The creek was there for as long as anyone in this leafy Clayton County suburb could remember. A real estate listing even advertised the charms of its trilling flow.
Recently, sophisticated sonar equipment pinpointed a leak in a nearby 6-inch-diameter main. Utility crews patched the pipe. To everyone's surprise, the stream – complete with gravelly banks, a gully, and mud critters – dried up.
Though finally solved, the mystery of the creek that was a leak is an example of how utility districts in the US can't account for 6 billion gallons of drinking water each day. If all that lost water were collected over the course of a year, it would fill Gatun Lake, the huge reservoir that feeds the Panama Canal.
There are signs that some utilities are tightening the screws on water loss, especially in places confronting extended drought or a development boom.
Georgia recently began requiring counties seeking water-withdrawal permits to first check their waterworks for leaks. Three other states, including Tennessee, are tightening water audit requirements, and the American Water Works Association (AWWA) has persuaded 300 communities to take part in a public-service campaign called "Only Tap Water Delivers," in part prompted by mounting water losses.
Communities here in the South, one of the most water-rich corners of the US, are starting to put "leak detectives" on missing water cases.

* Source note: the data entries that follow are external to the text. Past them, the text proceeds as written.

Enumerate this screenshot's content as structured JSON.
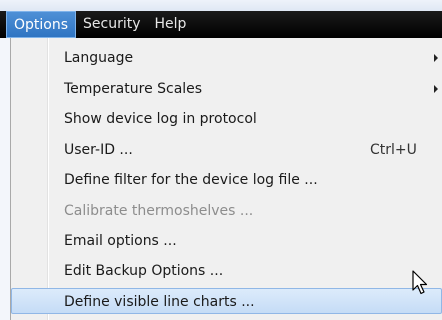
{
  "menubar": {
    "items": [
      {
        "label": "Options",
        "active": true
      },
      {
        "label": "Security",
        "active": false
      },
      {
        "label": "Help",
        "active": false
      }
    ]
  },
  "dropdown": {
    "items": [
      {
        "label": "Language",
        "shortcut": "",
        "submenu": true,
        "disabled": false,
        "highlighted": false
      },
      {
        "label": "Temperature Scales",
        "shortcut": "",
        "submenu": true,
        "disabled": false,
        "highlighted": false
      },
      {
        "label": "Show device log in protocol",
        "shortcut": "",
        "submenu": false,
        "disabled": false,
        "highlighted": false
      },
      {
        "label": "User-ID ...",
        "shortcut": "Ctrl+U",
        "submenu": false,
        "disabled": false,
        "highlighted": false
      },
      {
        "label": "Define filter for the device log file ...",
        "shortcut": "",
        "submenu": false,
        "disabled": false,
        "highlighted": false
      },
      {
        "label": "Calibrate thermoshelves ...",
        "shortcut": "",
        "submenu": false,
        "disabled": true,
        "highlighted": false
      },
      {
        "label": "Email options ...",
        "shortcut": "",
        "submenu": false,
        "disabled": false,
        "highlighted": false
      },
      {
        "label": "Edit Backup Options ...",
        "shortcut": "",
        "submenu": false,
        "disabled": false,
        "highlighted": false
      },
      {
        "label": "Define visible line charts ...",
        "shortcut": "",
        "submenu": false,
        "disabled": false,
        "highlighted": true
      }
    ]
  },
  "colors": {
    "menubar_bg": "#000000",
    "active_menu_bg": "#3a7fcc",
    "highlight_bg": "#cfe3f9",
    "highlight_border": "#90b7e6",
    "disabled_text": "#8d8d8d"
  },
  "icons": {
    "submenu": "chevron-right-icon",
    "cursor": "mouse-pointer-icon"
  }
}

According to the AWWA in Denver, the nation needs to spend some $250 billion in the next 20 to 30 years to upgrade its tap-water delivery systems, which were built primarily in three phases – the turn of the 20th century, the roaring '20s, and right after World War II. Most of that cost is likely to show up on consumers' water bills.
"We're at a turning point when it comes to our water infrastructure," says Greg Kail, AWWA spokesman. "Our generation has not experienced the cost of putting those pipes in the ground, and the end result is that water is going to be more expensive in the future. Water utilities throughout North American are ... taking steps [now] to try to mitigate that rate shock."

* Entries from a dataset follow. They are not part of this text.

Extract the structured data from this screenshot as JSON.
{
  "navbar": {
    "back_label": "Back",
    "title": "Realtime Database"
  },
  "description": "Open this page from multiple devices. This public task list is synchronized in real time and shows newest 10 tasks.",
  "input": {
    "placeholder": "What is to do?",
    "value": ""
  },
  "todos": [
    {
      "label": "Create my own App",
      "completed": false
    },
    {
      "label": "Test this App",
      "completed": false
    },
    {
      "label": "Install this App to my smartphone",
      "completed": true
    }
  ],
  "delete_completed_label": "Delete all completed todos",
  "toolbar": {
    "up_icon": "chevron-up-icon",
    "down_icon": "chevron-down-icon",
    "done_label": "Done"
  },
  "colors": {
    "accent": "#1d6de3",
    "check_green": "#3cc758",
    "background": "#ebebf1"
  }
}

Historically, Americans haven't bothered too much with leaky pipes, confident that rivers and lakes will fill and tap water will remain cheap.
"If you're in a situation for many years where water is plentiful, there's not a lot of incentive to maintain reservoirs and pipe," says Peter Lavigne, an environmental studies professor at Western State College of Colorado in Gunnison. "But then you get a drought and you find major leaks, and all of a sudden it becomes critical."

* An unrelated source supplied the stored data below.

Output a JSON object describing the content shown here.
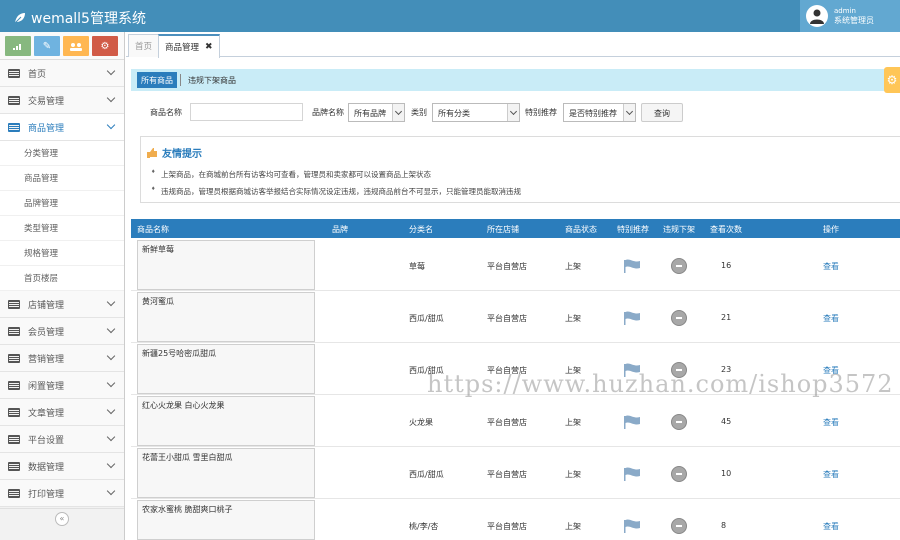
{
  "header": {
    "brand": "wemall5管理系统",
    "user_name": "admin",
    "user_role": "系统管理员"
  },
  "shortcuts": [
    {
      "icon": "signal-icon",
      "color": "#87b87f"
    },
    {
      "icon": "pencil-icon",
      "color": "#6fb3e0"
    },
    {
      "icon": "users-icon",
      "color": "#ffb752"
    },
    {
      "icon": "cogs-icon",
      "color": "#d15b47"
    }
  ],
  "sidebar": {
    "top_items": [
      {
        "label": "首页"
      },
      {
        "label": "交易管理"
      },
      {
        "label": "商品管理"
      }
    ],
    "sub_items": [
      {
        "label": "分类管理"
      },
      {
        "label": "商品管理"
      },
      {
        "label": "品牌管理"
      },
      {
        "label": "类型管理"
      },
      {
        "label": "规格管理"
      },
      {
        "label": "首页楼层"
      }
    ],
    "bottom_items": [
      {
        "label": "店铺管理"
      },
      {
        "label": "会员管理"
      },
      {
        "label": "营销管理"
      },
      {
        "label": "闲置管理"
      },
      {
        "label": "文章管理"
      },
      {
        "label": "平台设置"
      },
      {
        "label": "数据管理"
      },
      {
        "label": "打印管理"
      }
    ],
    "collapse_glyph": "«"
  },
  "tabs": [
    {
      "label": "首页"
    },
    {
      "label": "商品管理",
      "close": "✖"
    }
  ],
  "filter_tabs": {
    "all": "所有商品",
    "violations": "违规下架商品"
  },
  "search": {
    "name_label": "商品名称",
    "name_value": "",
    "brand_label": "品牌名称",
    "brand_value": "所有品牌",
    "category_label": "类别",
    "category_value": "所有分类",
    "special_label": "特别推荐",
    "special_value": "是否特别推荐",
    "query_button": "查询"
  },
  "tips": {
    "title": "友情提示",
    "lines": [
      "上架商品，在商城前台所有访客均可查看，管理员和卖家都可以设置商品上架状态",
      "违规商品，管理员根据商城访客举报结合实际情况设定违规，违规商品前台不可显示，只能管理员能取消违规"
    ]
  },
  "table": {
    "headers": [
      "商品名称",
      "品牌",
      "分类名",
      "所在店铺",
      "商品状态",
      "特别推荐",
      "违规下架",
      "查看次数",
      "操作"
    ],
    "rows": [
      {
        "name": "新鲜草莓",
        "brand": "",
        "category": "草莓",
        "store": "平台自营店",
        "status": "上架",
        "views": "16",
        "action": "查看"
      },
      {
        "name": "黄河蜜瓜",
        "brand": "",
        "category": "西瓜/甜瓜",
        "store": "平台自营店",
        "status": "上架",
        "views": "21",
        "action": "查看"
      },
      {
        "name": "新疆25号哈密瓜甜瓜",
        "brand": "",
        "category": "西瓜/甜瓜",
        "store": "平台自营店",
        "status": "上架",
        "views": "23",
        "action": "查看"
      },
      {
        "name": "红心火龙果 白心火龙果",
        "brand": "",
        "category": "火龙果",
        "store": "平台自营店",
        "status": "上架",
        "views": "45",
        "action": "查看"
      },
      {
        "name": "花蕾王小甜瓜 雪里白甜瓜",
        "brand": "",
        "category": "西瓜/甜瓜",
        "store": "平台自营店",
        "status": "上架",
        "views": "10",
        "action": "查看"
      },
      {
        "name": "农家水蜜桃 脆甜爽口桃子",
        "brand": "",
        "category": "桃/李/杏",
        "store": "平台自营店",
        "status": "上架",
        "views": "8",
        "action": "查看"
      }
    ]
  },
  "watermark": "https://www.huzhan.com/ishop3572",
  "colors": {
    "header": "#438eb9",
    "accent": "#2b7dbc",
    "filter_bar": "#c9ecf7",
    "settings": "#ffc657"
  }
}
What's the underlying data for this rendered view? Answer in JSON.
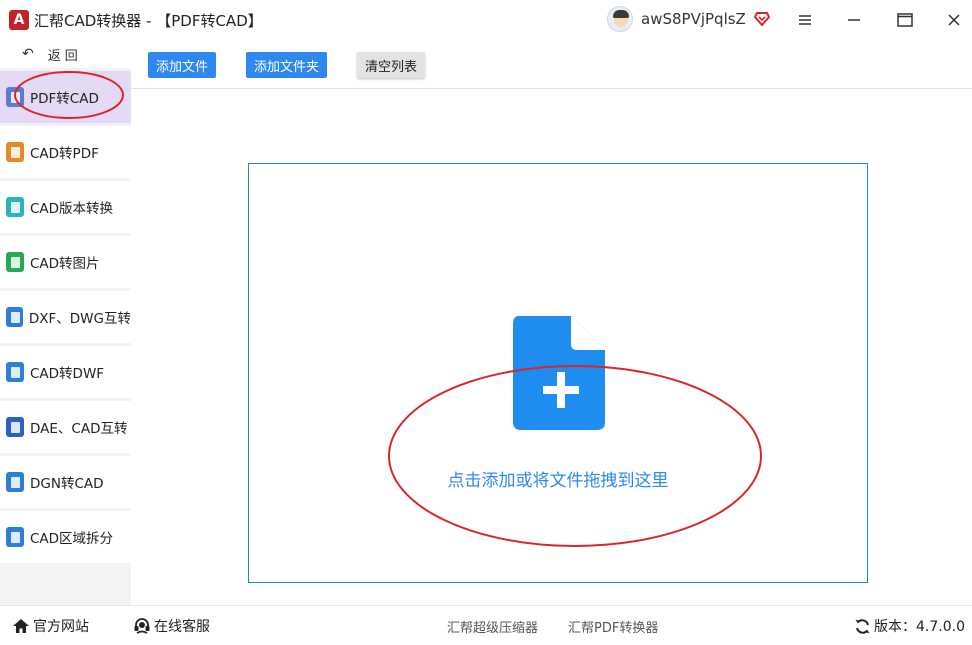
{
  "app": {
    "title": "汇帮CAD转换器 - 【PDF转CAD】",
    "logo_letter": "A",
    "username": "awS8PVjPqlsZ"
  },
  "sidebar": {
    "back_label": "返回",
    "items": [
      {
        "label": "PDF转CAD",
        "icon": "pdf-to-cad-icon",
        "color": "#5b7bd6",
        "active": true
      },
      {
        "label": "CAD转PDF",
        "icon": "cad-to-pdf-icon",
        "color": "#e58a2a"
      },
      {
        "label": "CAD版本转换",
        "icon": "cad-version-icon",
        "color": "#2ab3b8"
      },
      {
        "label": "CAD转图片",
        "icon": "cad-to-image-icon",
        "color": "#27a85a"
      },
      {
        "label": "DXF、DWG互转",
        "icon": "dxf-dwg-icon",
        "color": "#2d7fd6"
      },
      {
        "label": "CAD转DWF",
        "icon": "cad-to-dwf-icon",
        "color": "#2d7fd6"
      },
      {
        "label": "DAE、CAD互转",
        "icon": "dae-cad-icon",
        "color": "#2d5fc8"
      },
      {
        "label": "DGN转CAD",
        "icon": "dgn-to-cad-icon",
        "color": "#2d7fd6"
      },
      {
        "label": "CAD区域拆分",
        "icon": "cad-split-icon",
        "color": "#2d7fd6"
      }
    ]
  },
  "toolbar": {
    "add_file": "添加文件",
    "add_folder": "添加文件夹",
    "clear_list": "清空列表"
  },
  "main": {
    "drop_hint": "点击添加或将文件拖拽到这里"
  },
  "statusbar": {
    "website": "官方网站",
    "support": "在线客服",
    "compressor": "汇帮超级压缩器",
    "pdf_converter": "汇帮PDF转换器",
    "version_label": "版本：4.7.0.0"
  },
  "colors": {
    "accent": "#2e88f0",
    "annotation": "#d9262c",
    "active_nav": "#e4daf6"
  }
}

Perhaps 5 percent of unaccounted-for water can be blamed on slow water meters, fire-hydrant testing, and firefighting. The vast majority of water loss – sometimes more than half of a district's total flow – is tied to undetected breaks that can trickle or gush for years. Revenue losses from that missing water, in turn, can hamper districts' ability to patch pipes.
The problem can be daunting, says Bill Thompson, general manager for the rural White House Utility District in White House, Tenn., which distributes drinking water across 640 square miles. A class action lawsuit against the manufacturers of polybutylene pipe, an inexpensive option popular in the 1980s and '90s, yielded a $950 million settlement, though manufacturers never admitted fault. Expected to last 30 years, the pipes, Mr. Thompson says, turn brittle and fail sometimes after only 10 years. What's more, federal and state dollars usually go toward making sure water is potable, not to maintaining infrastructure or leak detection.
"If you're going to tell all these municipalities to fix their leaks, you've got to provide the cash to do that," says Janet Ward of Atlanta's Department of Watershed Management. "A lot of Southern states are cutting taxes willy-nilly, so there's no revenues to put into this."
In times of shortage, water districts that opt to impose water-use restrictions may find it embarrassing to admit that they are losing millions of gallons. Drought-stricken Atlanta, for instance, loses at least 12 percent of its water every day. In Nashville, officials estimate that 677 million gallons, of a total 2.67 billion, disappear each month. Even in the midst of watering restrictions, Mount Pleasant, Tenn., still can't account for about half its water.
"Between 60 to 70 percent of leaks are not only hidden, but the utility doesn't know anything about them," says Bud Reed, the Gallatin, Tenn.-based sales manager for Flow Metrix, a supplier of acoustic leak-detection equipment.
Of course, no water system is perfectly tight. The closest may be Key West, Fla., where limited supplies of fresh water mean leak detection is a top priority. The fact is, only 1 percent of utility districts actually check for hidden leaks.
That's changed here in Morrow, where a business-minded chairman of the water utility board started asking questions six years ago about the water that went missing every day. A small crew was assembled, a van was bought, and a crack water-detective agency was born.
Inspecting pipe 500 feet at a time, the detectives locate the high-pitched whine of underground leaks using a kind of pipe sonar, computer software, and headphones. Now that Georgia is demanding more accountability from water districts, other counties are hiring the crew as consultants to crack their missing-water cases.
In six years, the crew found 352 leaks across 1,350 miles of pipe, saving Clayton County $12 million worth of water. Even as the county population spurted over the past six years, actual annual water production here dropped by nearly 1 billion gallons.